Note: You will be asked to provide each of these 3 items to OpenClinica as part of the support ticket to set up the backend connection.

The exact configuration of back-end connections on your side depends on the intended setup. A SSH client will be required on your computer or server. On Linux, SSH is installed by default (ssh). On Windows, there is a SSH tool called “PuTTY” which has a user friendly interface. Alternatively on Windows, “Git for Windows” (Git is a change tracking tool) comes with a Windows version of Linux’s SSH tool.

The following links describe how to create SSH keys (for step 2):

Please be sure to use a passphrase for your keys so that they cannot be used if they fall out of your possession. Once you have generated the key(s) please provide the public key(s), which will be the file(s) whose name ends in “.pub”. Please do not share the private key(s).

The steps to set up the SSH tunnel is specific to the tool being used, so these can be provided when you let us know what you will be using. For either PuTTY or ssh, it is reasonably straightforward.
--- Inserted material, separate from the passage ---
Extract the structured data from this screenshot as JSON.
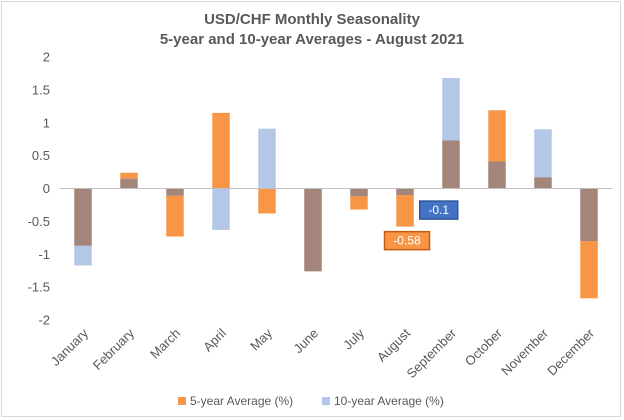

Once the SSH tunnel is in place, it will be possible to connect to the Insight back-end PostgreSQL server. If using ODBC, the “psqlODBC” driver will need to be installed on the connecting computer/server (https://odbc.postgresql.org/). This driver allows applications to talk to PostgreSQL in the ODBC protocol. Then, either a DSN or connection string can be set up in the desired application. We can provide examples of these with your settings.